Python for Data — Set Up the Lab
pip install the data stack → launch Jupyter → run one cell. That's a lab.Why a whole "lab" and not just python.exe?
You've already stood up a LAMP server, so you know the drill: real work needs a real environment, not a global free-for-all. Python's version of "lock it down" is the virtual environment — a self-contained folder that holds one project's Python and its exact packages. Different project, different folder, zero version fights. This is the single habit that separates people who enjoy Python from people who fight it.
🐘 PHP: A venv is the spiritual cousin of Composer's vendor/ directory — per-project dependencies that don't leak into the rest of the system. The difference is a venv also pins the interpreter, not just the libraries.
Step 1: Get Python itself
You want Python 3.11 or newer. Check what you've got first — open a terminal and ask:
python --version
# or, on many systems:
python3 --version
If that prints Python 3.11.x (or higher), you're set. If it says "command not found" or shows something ancient like 3.8, grab the installer from python.org/downloads. On Windows, tick "Add Python to PATH" during install — skipping that box is the #1 reason beginners can't find python afterwards.
python; on Lubuntu/macOS it's often python3 (and pip3). Wherever you see python below, use whichever one your machine answers to.Step 2: Make a home for the project
Pick a folder for your analytics work and create a virtual environment inside it:
mkdir ba-lab
cd ba-lab
python -m venv .venv
python -m venv .venv means "run the built-in venv module and build an environment in a folder called .venv." The dot just hides it from casual folder listings. Nothing is installed globally — it all lives in that one folder you can delete anytime to start fresh.
Step 3: Activate it
Creating the venv isn't enough; you have to step into it so your terminal uses that Python instead of the system one.
# Windows (PowerShell):
.venv\Scripts\Activate.ps1
# Lubuntu / macOS:
source .venv/bin/activate
Your prompt should now show (.venv) at the front. That little tag is your proof you're inside the lab. Type deactivate any time to step back out.

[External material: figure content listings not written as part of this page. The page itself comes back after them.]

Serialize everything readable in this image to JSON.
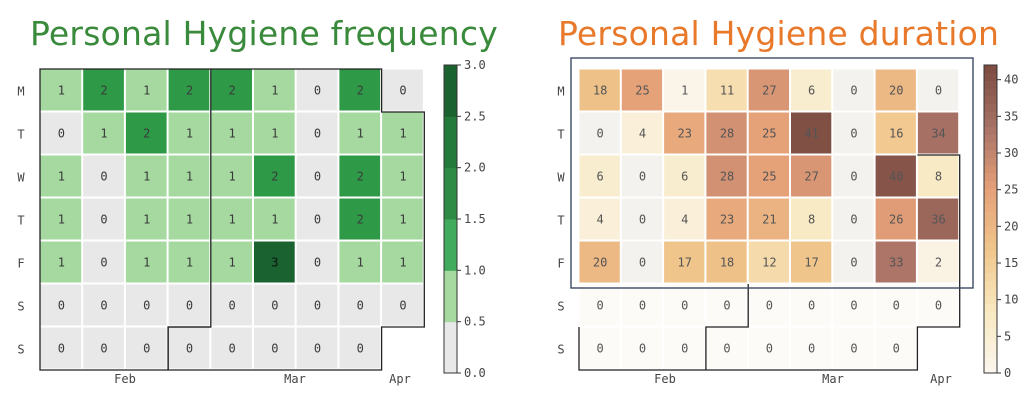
{
  "chart_data": [
    {
      "type": "heatmap",
      "title": "Personal Hygiene frequency",
      "title_color": "#3a8a3c",
      "row_labels": [
        "M",
        "T",
        "W",
        "T",
        "F",
        "S",
        "S"
      ],
      "column_labels": [
        "Feb",
        "Mar",
        "Apr"
      ],
      "values": [
        [
          1,
          2,
          1,
          2,
          2,
          1,
          0,
          2,
          0
        ],
        [
          0,
          1,
          2,
          1,
          1,
          1,
          0,
          1,
          1
        ],
        [
          1,
          0,
          1,
          1,
          1,
          2,
          0,
          2,
          1
        ],
        [
          1,
          0,
          1,
          1,
          1,
          1,
          0,
          2,
          1
        ],
        [
          1,
          0,
          1,
          1,
          1,
          3,
          0,
          1,
          1
        ],
        [
          0,
          0,
          0,
          0,
          0,
          0,
          0,
          0,
          0
        ],
        [
          0,
          0,
          0,
          0,
          0,
          0,
          0,
          0,
          null
        ]
      ],
      "colorbar": {
        "range": [
          0,
          3
        ],
        "ticks": [
          "0.0",
          "0.5",
          "1.0",
          "1.5",
          "2.0",
          "2.5",
          "3.0"
        ],
        "colors": [
          "#e8e8e8",
          "#a5d9a0",
          "#41ab5d",
          "#2e8b45",
          "#1a6330"
        ]
      }
    },
    {
      "type": "heatmap",
      "title": "Personal Hygiene duration",
      "title_color": "#e8792b",
      "row_labels": [
        "M",
        "T",
        "W",
        "T",
        "F",
        "S",
        "S"
      ],
      "column_labels": [
        "Feb",
        "Mar",
        "Apr"
      ],
      "values": [
        [
          18,
          25,
          1,
          11,
          27,
          6,
          0,
          20,
          0
        ],
        [
          0,
          4,
          23,
          28,
          25,
          41,
          0,
          16,
          34
        ],
        [
          6,
          0,
          6,
          28,
          25,
          27,
          0,
          40,
          8
        ],
        [
          4,
          0,
          4,
          23,
          21,
          8,
          0,
          26,
          36
        ],
        [
          20,
          0,
          17,
          18,
          12,
          17,
          0,
          33,
          2
        ],
        [
          0,
          0,
          0,
          0,
          0,
          0,
          0,
          0,
          0
        ],
        [
          0,
          0,
          0,
          0,
          0,
          0,
          0,
          0,
          null
        ]
      ],
      "colorbar": {
        "range": [
          0,
          42
        ],
        "ticks": [
          "0",
          "5",
          "10",
          "15",
          "20",
          "25",
          "30",
          "35",
          "40"
        ],
        "colors": [
          "#fbf6ee",
          "#f8e9c2",
          "#f0c68c",
          "#e5a078",
          "#a87266",
          "#7c4b40"
        ]
      }
    }
  ]
}
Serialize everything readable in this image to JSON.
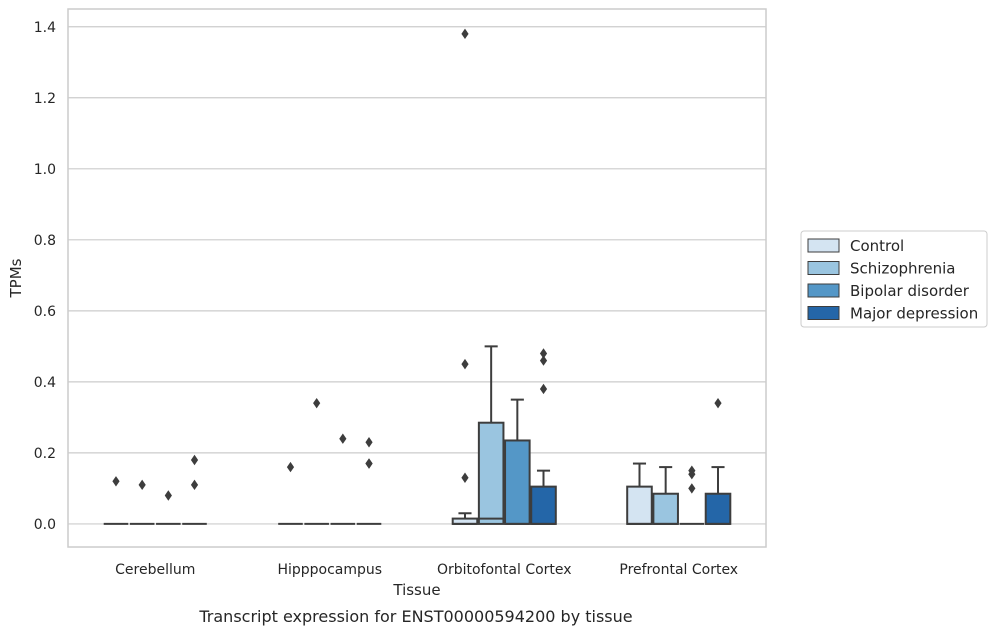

Set-ExecutionPolicy -Scope CurrentUser RemoteSigned once, then try activating again. It's a Windows safety setting, not a Python problem.Step 4: Install the data stack
With the venv active, install the core business-analytics toolkit in one shot:
pip install pandas numpy matplotlib seaborn jupyterlab scikit-learn openpyxl
Quick tour of what you just installed, because names matter:
- pandas — spreadsheets in code. The single most important library in this whole module.
- numpy — fast numeric arrays; pandas is built on top of it.
- matplotlib + seaborn — charts. Seaborn makes matplotlib look good with less effort.
- jupyterlab — the notebook app where analysts actually live.
- scikit-learn — your first machine-learning models (Chapter 10).
- openpyxl — lets pandas read and write real
.xlsxExcel files.
Step 5: Launch the notebook
jupyter lab
This opens JupyterLab in your browser. A notebook is a stack of cells — you type code in one, press Shift+Enter, and the output appears right underneath. It's a conversation with your data: ask a question, see the answer, ask the next one. This back-and-forth is why notebooks won the data-science world.
- In JupyterLab, click the big Python 3 tile under "Notebook" to make a new notebook
- In the first cell, type
import pandas as pdand press Shift+Enter - No error = pandas loaded. In the next cell, run
pd.__version__ - It prints a version like
2.2.1. Your lab is live.
Hello, Data
Goal: prove the whole stack works end to end by turning three rows of numbers into a chart — in four cells.
- Cell 1:
import pandas as pd - Cell 2: build a tiny table —
sales = pd.DataFrame({'month': ['Jan','Feb','Mar'], 'revenue': [1200, 1800, 1500]}) - Cell 3: just type
salesand run it — Jupyter renders a clean table - Cell 4:
sales.plot(x='month', y='revenue', kind='bar')— a bar chart appears inline
You just did the entire analytics loop — load, inspect, visualise — in under a minute. Everything after this is just doing it with bigger, messier, more interesting data.
ba-lab folder — we'll build in it for the rest of the module.
pip freeze > requirements.txt. Open the file — it's the exact recipe of every package and version you installed. Anyone (including future-you on a new laptop) can recreate this lab with pip install -r requirements.txt. That one file is how teams stay in sync.